The Faroese mass media consists of several newspapers, radio stations, magazines, as well as a local TV station, Kringvarp Føroya.

The first Digital Terrestrial Television service was switched on during December 2002, broadcasting from seven transmitter sites. Subscription satellite television is also available in the Faroe Islands.

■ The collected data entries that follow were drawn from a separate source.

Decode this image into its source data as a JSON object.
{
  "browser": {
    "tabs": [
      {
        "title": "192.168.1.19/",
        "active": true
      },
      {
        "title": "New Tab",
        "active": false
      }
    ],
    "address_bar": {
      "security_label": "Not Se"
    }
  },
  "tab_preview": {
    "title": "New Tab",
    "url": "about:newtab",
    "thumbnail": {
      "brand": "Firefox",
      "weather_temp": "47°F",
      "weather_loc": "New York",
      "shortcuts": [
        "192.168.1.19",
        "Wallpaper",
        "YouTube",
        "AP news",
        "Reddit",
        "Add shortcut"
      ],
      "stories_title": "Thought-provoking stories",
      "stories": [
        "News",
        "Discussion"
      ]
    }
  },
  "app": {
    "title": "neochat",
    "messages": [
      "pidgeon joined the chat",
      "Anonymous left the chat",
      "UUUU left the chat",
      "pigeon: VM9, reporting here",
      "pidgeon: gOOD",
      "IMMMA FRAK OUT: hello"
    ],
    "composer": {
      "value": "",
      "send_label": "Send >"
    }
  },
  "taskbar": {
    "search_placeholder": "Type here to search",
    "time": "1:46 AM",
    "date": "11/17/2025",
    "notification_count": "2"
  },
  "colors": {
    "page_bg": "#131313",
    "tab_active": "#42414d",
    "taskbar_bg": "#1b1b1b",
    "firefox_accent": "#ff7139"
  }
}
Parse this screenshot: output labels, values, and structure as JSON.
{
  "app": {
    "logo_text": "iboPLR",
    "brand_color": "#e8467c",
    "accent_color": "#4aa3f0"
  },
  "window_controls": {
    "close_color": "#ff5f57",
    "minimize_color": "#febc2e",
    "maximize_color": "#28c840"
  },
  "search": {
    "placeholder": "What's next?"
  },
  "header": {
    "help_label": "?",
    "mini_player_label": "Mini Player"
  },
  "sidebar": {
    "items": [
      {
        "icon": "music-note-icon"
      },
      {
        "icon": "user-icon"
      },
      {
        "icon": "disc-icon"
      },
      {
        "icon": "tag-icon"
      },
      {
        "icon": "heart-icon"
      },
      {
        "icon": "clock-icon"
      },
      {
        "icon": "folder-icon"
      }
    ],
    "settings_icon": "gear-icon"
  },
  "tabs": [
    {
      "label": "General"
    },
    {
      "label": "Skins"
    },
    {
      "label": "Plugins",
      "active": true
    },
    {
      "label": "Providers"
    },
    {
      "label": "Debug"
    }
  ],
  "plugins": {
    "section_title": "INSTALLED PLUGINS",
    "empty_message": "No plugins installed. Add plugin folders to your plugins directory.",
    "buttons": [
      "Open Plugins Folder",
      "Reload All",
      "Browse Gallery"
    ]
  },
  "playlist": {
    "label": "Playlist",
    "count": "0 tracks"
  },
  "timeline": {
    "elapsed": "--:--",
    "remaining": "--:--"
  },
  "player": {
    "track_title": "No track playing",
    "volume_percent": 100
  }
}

==List of major media in the Faroese language==
In 2005, Sjónvarp Føroya (Television of the Faroes) and Útvarp Føroya (Radio of the Faroes) merged into a new company called Kringvarp Føroya.

===Television===
- SVF (since 1984). The only local TV station, today a part of Kringvarp Føroya.
- A satellite TV company used to relay MTV Europe, BBC Prime, BBC World, and Eurosport, as well as Danish commercial TV into Tórshavn between 1989 and 2001.
- Since 2002 Televarpið (a subsidiary of the Faroese telecom company Føroya Tele) has distributed Sjónvarp Føroya and international channels through its digital terrestrial network, which include DR1, DR2, TV2, TV2 Sport, TV3, TV3+, Kanal 4, Kanal 5, 6'eren, NRK1, Visjon Norge, RÚV, MTV, VH1, BBC Brit, BBC World News, Eurosport, Cartoon Network, Discovery Channel, Animal Planet, Disney Channel, National Geographic Channel, Canal+ Comedy, Canal+ First, Canal+ Sport 1, Canal+ Sport 2.

===Radio===
- Atlantic Radio, short-lived 24-hour station.
- KissFM, pop and rock from the 1970s, 1980s and 1990s, was replaced with the new Rás 2.
- Kringvarp Føroya started in 1957 as Útvarp Føroya. Merged with Sjónvarp Føroya 1 January 2007 to form Kringvarp Føroya.
- Lindin, a Christian radio station which has been broadcasting from Tórshavn since 21 January 2000
- Rás 2 (Channel 2) was, after Atlantic Radio stopped, established as an alternative to the state owned Útvarp Føroya (hence the "2" in its name).
- Stream.fo, on FM98.7 in Klaksvík and on internet radio, which has been broadcasting since 11 November 2011
- Útvarp Føroya
- Voxpop, modern pop music station

===Newspapers===
- Dimmalætting, the oldest newspaper on the islands, dating back to 1878. A weekly newspaper since 2014
- Norðlýsið, a local newspaper mainly for the northern part of the islands.
- Oyggjatíðindi
- Sosialurin, established in 1927. Originally it was a political newspaper associated with Faroese social democrats, but in 2006 the Islands' Social Democratic Party sold the newspaper. It is published five times a week.
- Vikublaðið, a weekly newspaper. It is the only newspaper that is free, so is the most widely read newspaper on the Islands.
- Vinnuvitan, a business newspaper.

===Magazines===
- Atlantic Review, since 1990. Atlantic Airways
- Frøði, a local science magazine.
- Kvinna, a women's magazine established in 2004.
- Land og Fólk
- OutsiderMagazine, Varðin, Vencil: cultural magazines.